Estos días el pasado ha vuelto a regresar, ha aparecido el libro que recoge la historia de la galería leonesa
Tráfico de Arte, un periodo de 17 años en el que su actividad superó lo propiamente artístico para convertirse en una experiencia vital capaz de crear una comunidad y extenderse por la ciudad, la calle y la naturaleza. Los artistas de las vanguardias, que tanto buscaron introducir la vida en el arte, y los de las neovanguardias, que hicieron lo siguiente queriendo sacar el arte a la vida, no pudieron sospechar que un grupo de jóvenes entusiastas llevasen tan lejos aquellos utópicos deseos en una ciudad del noroeste de España, inmersa en la decadencia progresiva y paralizada en la contemplación de su propio pasado.

El libro que ahora se presenta es un archivo extenso, un catálogo, una enumeración de la actividad que muchas veces parecía desenfrenada, excesiva en los últimos años, sin los suficientes filtros, como de quien corre en la propia estela de sí mismo embrujado por la acción más que por el sentido.
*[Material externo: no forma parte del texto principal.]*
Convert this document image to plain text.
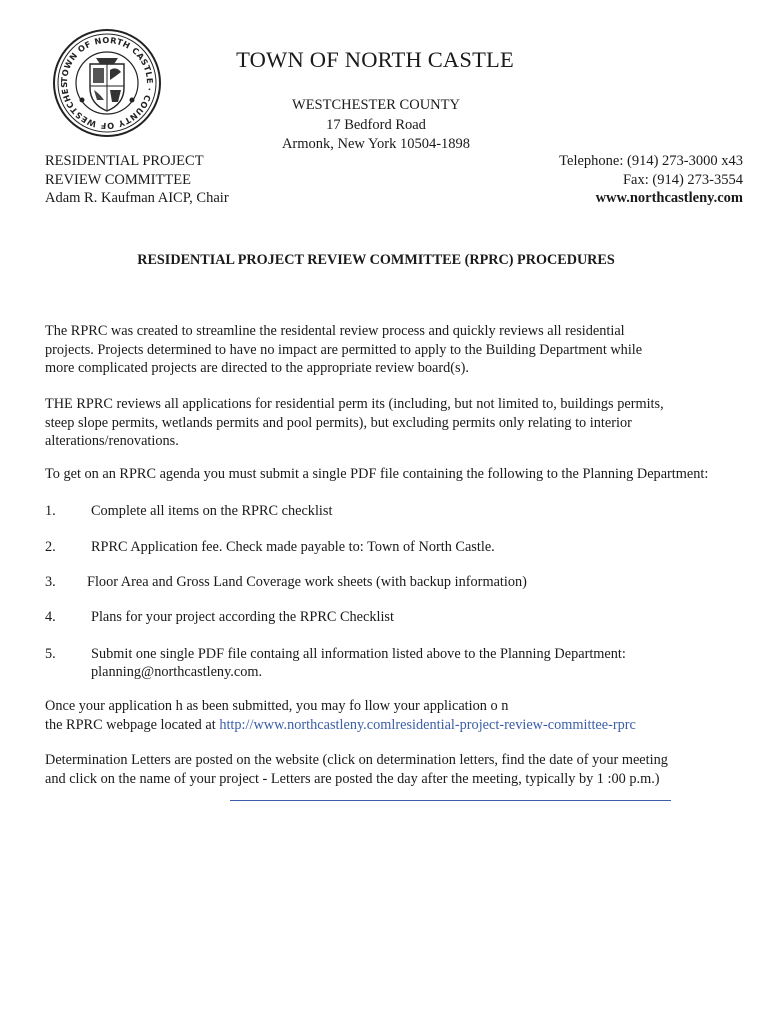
TOWN OF NORTH CASTLE · COUNTY OF WESTCHES
TOWN OF NORTH CASTLE
WESTCHESTER COUNTY
17 Bedford Road
Armonk, New York 10504-1898
RESIDENTIAL PROJECT
REVIEW COMMITTEE
Adam R. Kaufman AICP, Chair
Telephone: (914) 273-3000 x43
Fax: (914) 273-3554
www.northcastleny.com
RESIDENTIAL PROJECT REVIEW COMMITTEE (RPRC) PROCEDURES
The RPRC was created to streamline the residental review process and quickly reviews all residential
projects. Projects determined to have no impact are permitted to apply to the Building Department while
more complicated projects are directed to the appropriate review board(s).
THE RPRC reviews all applications for residential perm its (including, but not limited to, buildings permits,
steep slope permits, wetlands permits and pool permits), but excluding permits only relating to interior
alterations/renovations.
To get on an RPRC agenda you must submit a single PDF file containing the following to the Planning Department:
1. Complete all items on the RPRC checklist
2. RPRC Application fee. Check made payable to: Town of North Castle.
3. Floor Area and Gross Land Coverage work sheets (with backup information)
4. Plans for your project according the RPRC Checklist
5. Submit one single PDF file containg all information listed above to the Planning Department:
planning@northcastleny.com.
Once your application h as been submitted, you may fo llow your application o n
the RPRC webpage located at http://www.northcastleny.comlresidential-project-review-committee-rprc
Determination Letters are posted on the website (click on determination letters, find the date of your meeting
and click on the name of your project - Letters are posted the day after the meeting, typically by 1 :00 p.m.)
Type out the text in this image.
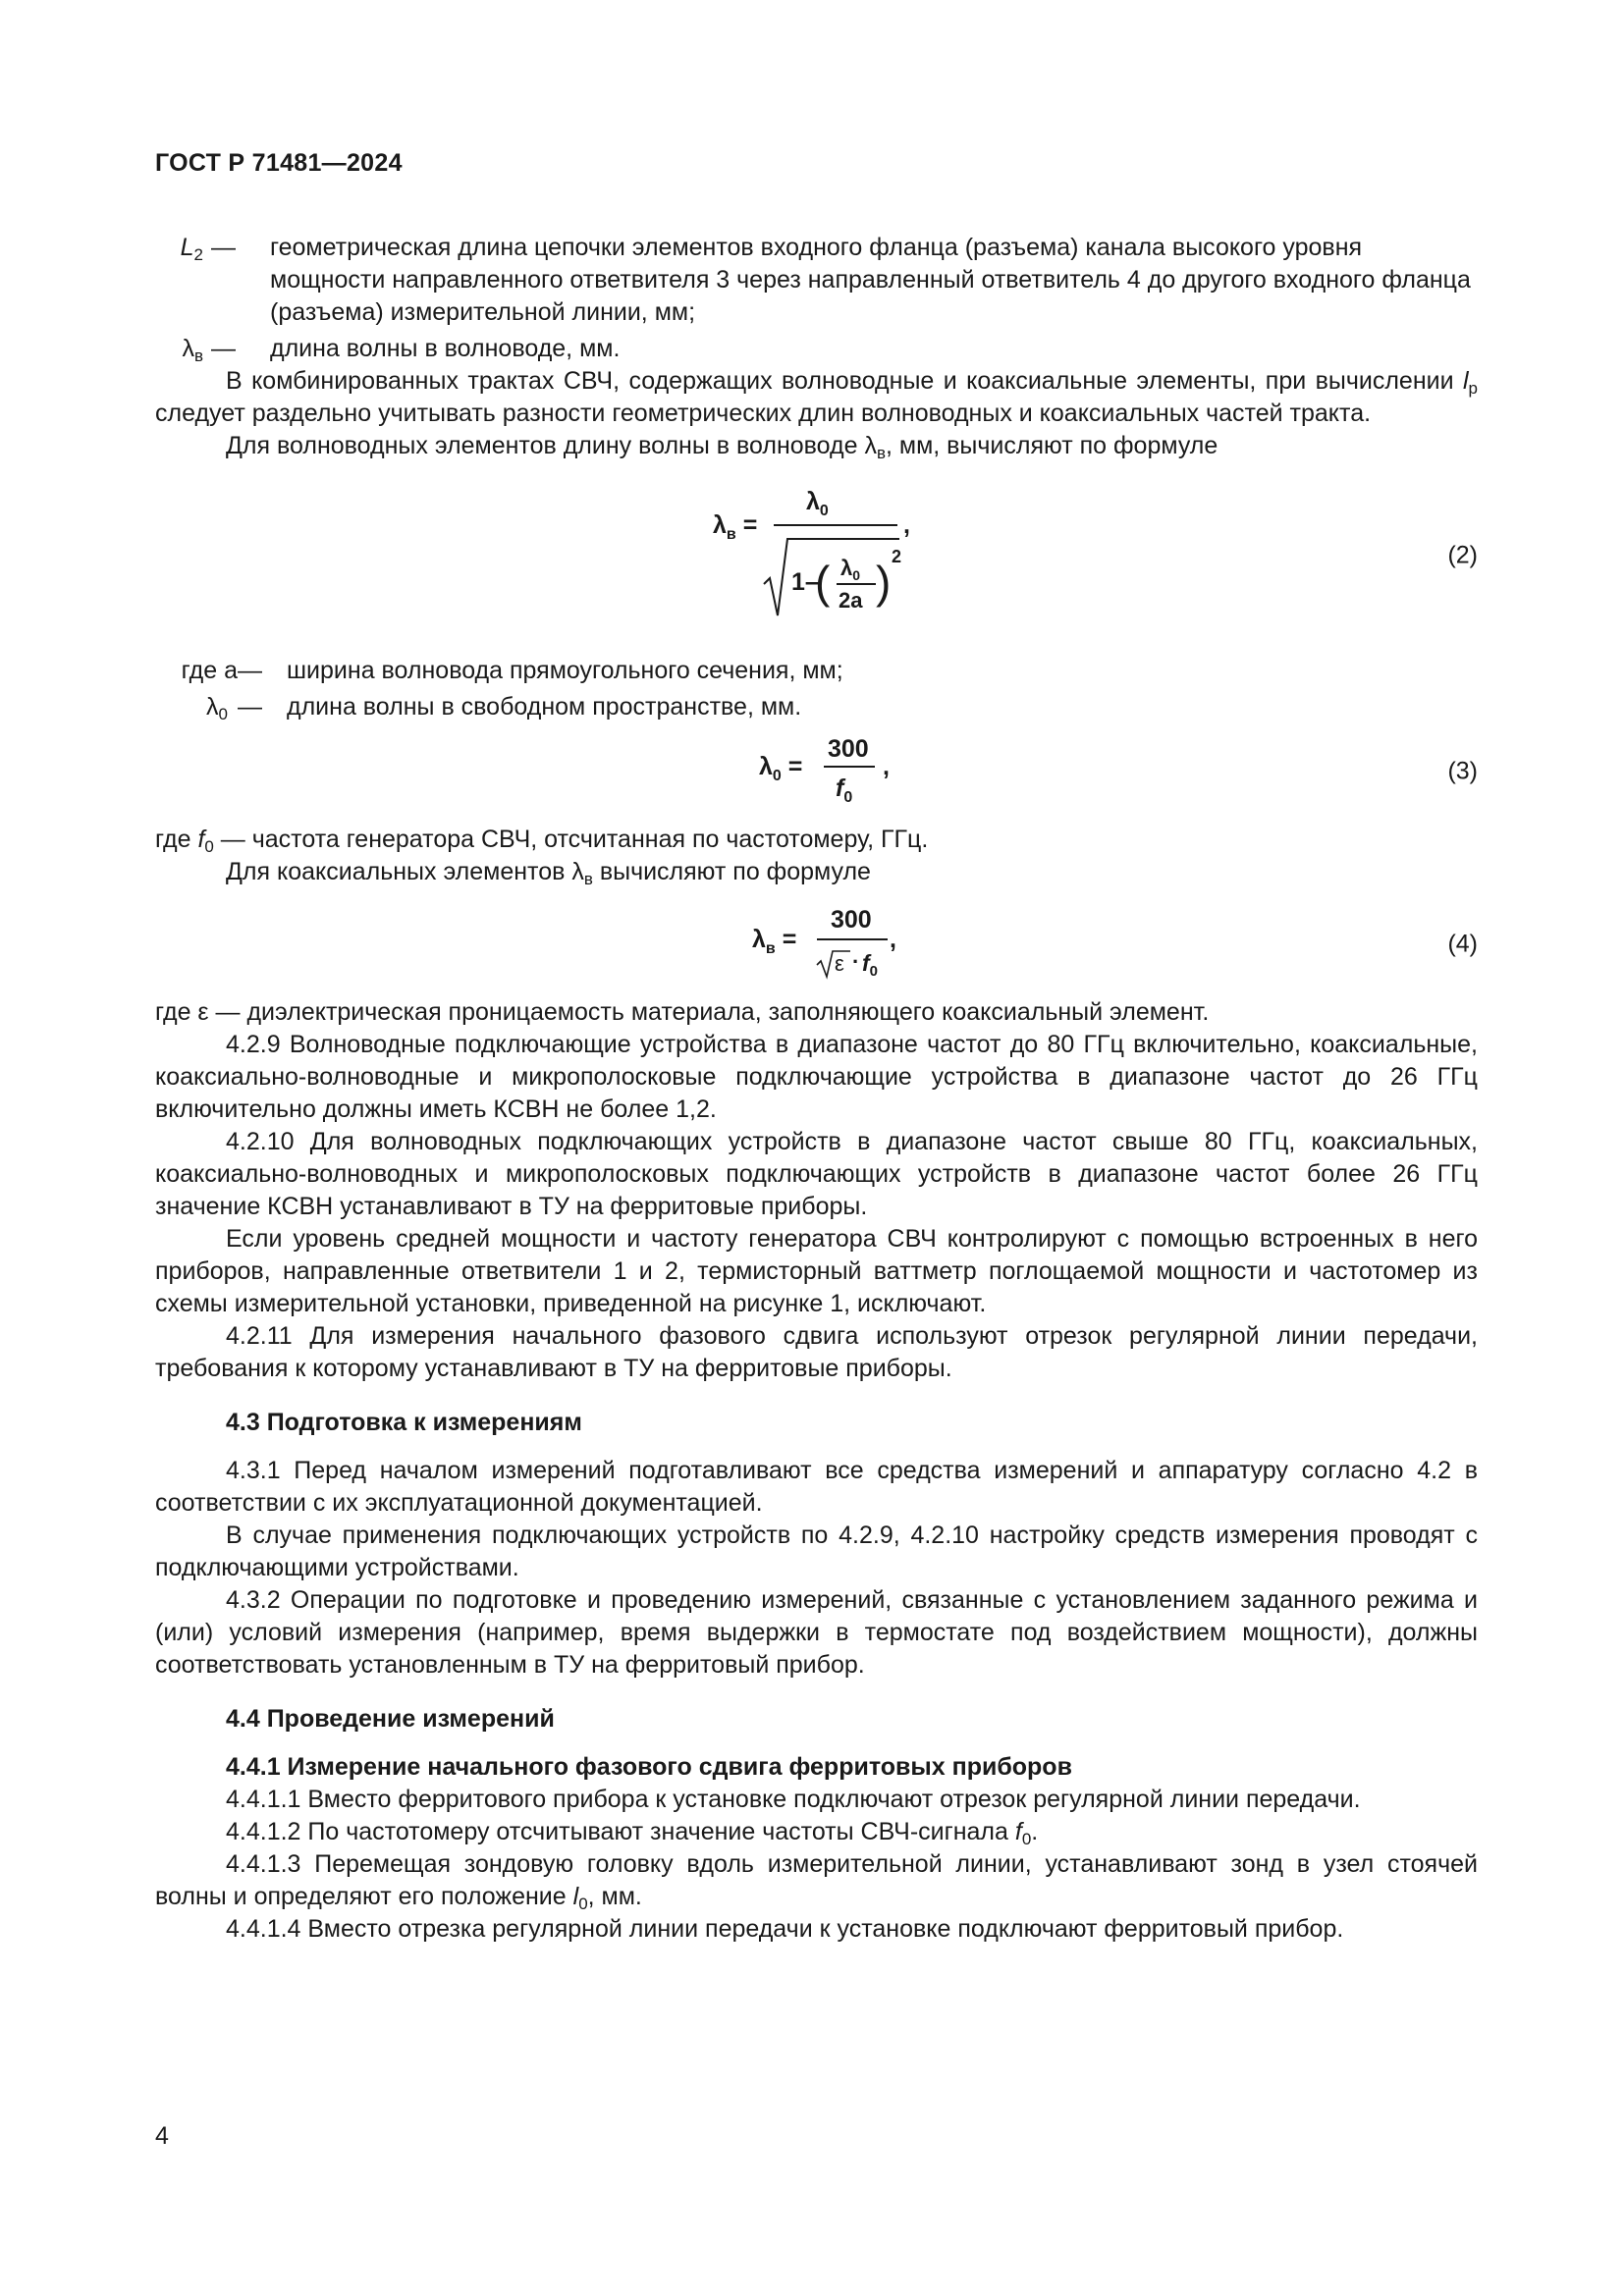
ГОСТ Р 71481—2024
$L_2$ —	геометрическая длина цепочки элементов входного фланца (разъема) канала высокого уровня мощности направленного ответвителя 3 через направленный ответвитель 4 до другого входного фланца (разъема) измерительной линии, мм;
$\lambda_в$ —	длина волны в волноводе, мм.

В комбинированных трактах СВЧ, содержащих волноводные и коаксиальные элементы, при вычислении $l_p$ следует раздельно учитывать разности геометрических длин волноводных и коаксиальных частей тракта.

Для волноводных элементов длину волны в волноводе $\lambda_в$, мм, вычисляют по формуле

$\lambda_в$ =
$\lambda_0$
1–
( $\lambda_0$
2a ) 2
,
(2)
где a —	ширина волновода прямоугольного сечения, мм;
$\lambda_0$ —	длина волны в свободном пространстве, мм.
$\lambda_0$ =
300
$f_0$
,	(3)

где $f_0$ — частота генератора СВЧ, отсчитанная по частотомеру, ГГц.

Для коаксиальных элементов $\lambda_в$ вычисляют по формуле

$\lambda_в$ =
300
$\varepsilon \cdot f_0$
,	(4)

где ε — диэлектрическая проницаемость материала, заполняющего коаксиальный элемент.

4.2.9 Волноводные подключающие устройства в диапазоне частот до 80 ГГц включительно, коаксиальные, коаксиально-волноводные и микрополосковые подключающие устройства в диапазоне частот до 26 ГГц включительно должны иметь КСВН не более 1,2.

4.2.10 Для волноводных подключающих устройств в диапазоне частот свыше 80 ГГц, коаксиальных, коаксиально-волноводных и микрополосковых подключающих устройств в диапазоне частот более 26 ГГц значение КСВН устанавливают в ТУ на ферритовые приборы.

Если уровень средней мощности и частоту генератора СВЧ контролируют с помощью встроенных в него приборов, направленные ответвители 1 и 2, термисторный ваттметр поглощаемой мощности и частотомер из схемы измерительной установки, приведенной на рисунке 1, исключают.

4.2.11 Для измерения начального фазового сдвига используют отрезок регулярной линии передачи, требования к которому устанавливают в ТУ на ферритовые приборы.

4.3 Подготовка к измерениям

4.3.1 Перед началом измерений подготавливают все средства измерений и аппаратуру согласно 4.2 в соответствии с их эксплуатационной документацией.

В случае применения подключающих устройств по 4.2.9, 4.2.10 настройку средств измерения проводят с подключающими устройствами.

4.3.2 Операции по подготовке и проведению измерений, связанные с установлением заданного режима и (или) условий измерения (например, время выдержки в термостате под воздействием мощности), должны соответствовать установленным в ТУ на ферритовый прибор.

4.4 Проведение измерений
4.4.1 Измерение начального фазового сдвига ферритовых приборов

4.4.1.1 Вместо ферритового прибора к установке подключают отрезок регулярной линии передачи.

4.4.1.2 По частотомеру отсчитывают значение частоты СВЧ-сигнала $f_0$.

4.4.1.3 Перемещая зондовую головку вдоль измерительной линии, устанавливают зонд в узел стоячей волны и определяют его положение $l_0$, мм.

4.4.1.4 Вместо отрезка регулярной линии передачи к установке подключают ферритовый прибор.

4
Este volumen es el fruto de un trabajo ímprobo del comisario, Jesús Palmero, que ha optado por hacer lo contrario a lo que debe hacer un comisario, escoger; ha preferido describir, catalogar, archivar con los mínimos olvidos posibles, historiar algo que estaba desordenado, perdido, fragmentado. Había una desesperación final que bloqueaba la elaboración de un relato de aquello, no sólo el fracaso por éxito, la ruina económica, la enfermedad, sino una fuerte resistencia a que todo eso fuera definitivamente pasado, a que su resumen, su historia, fuera una lápida. Palmero, con sus propias palabras, se declara en deuda con aquella época pero es ahora esa época la que está en deuda con él. Poner en la mesa del presente aquellos años deja a la actualidad devaluada, no sólo porque entonces éramos enteramente jóvenes sino porque el país también lo era, porque los años nos han hecho defraudarnos de nuestras ilusiones, porque el cinismo, el escepticismo y el utilitarismo han borrado el dibujo de nuestra inocencia pasada para hacer encima un garabato ridículo. Casi todos los artistas de aquella escena han dejado la escena aunque han seguido existiendo salas de arte, galerías o museos, pero no es lo mismo.

Dice en este libro
Manuel Olveira, anterior director del MUSAC que acogió este proyecto, que lo de Tráfico de Arte fue un «butrón» en el mundo de la cultura por el que se coló un grupo numeroso de personas para hacer lo necesario, a nivel individual y colectivo, en un estado de carencia «sin preguntar dónde estaba la puerta de entrada ni quién era el portero para hacerse hueco en el mundo del arte (…) construyeron su propio espacio real y simbólico». Incide el profesor de Historia del Arte de la Universidad de León Roberto Castrillo, en su escrito, en que la galería de Carlos de la Varga postergó la tradicional función de venta de obras de arte para tomar «el arte como filosofía de vida y no como negocio de vida». El profesor y crítico, Fernando Castro, miembro del comité asesor del Museo Reina Sofía de Madrid, deja por escrito en este libro que le «impresionó la extrema radicalidad de los artistas y el coraje del galerista que defendía planteamientos claramente anticomerciales», algo que no tenía igual en toda España y que ponía en evidencia el centralismo cultural del país.
Olveira, sitúa a Tráfico de Arte entre lo mitológico, usa el símil de Hiperbórea, el lugar más al norte para los antiguos griegos a donde iba periódicamente Apolo a rejuvenecer. Tal vez este esfuerzo por pensar lo que fueron aquellos años sea, en efecto, una oportunidad única para darnos cuenta de lo viejo que se está haciendo el futuro, y que debemos rejuvenecer.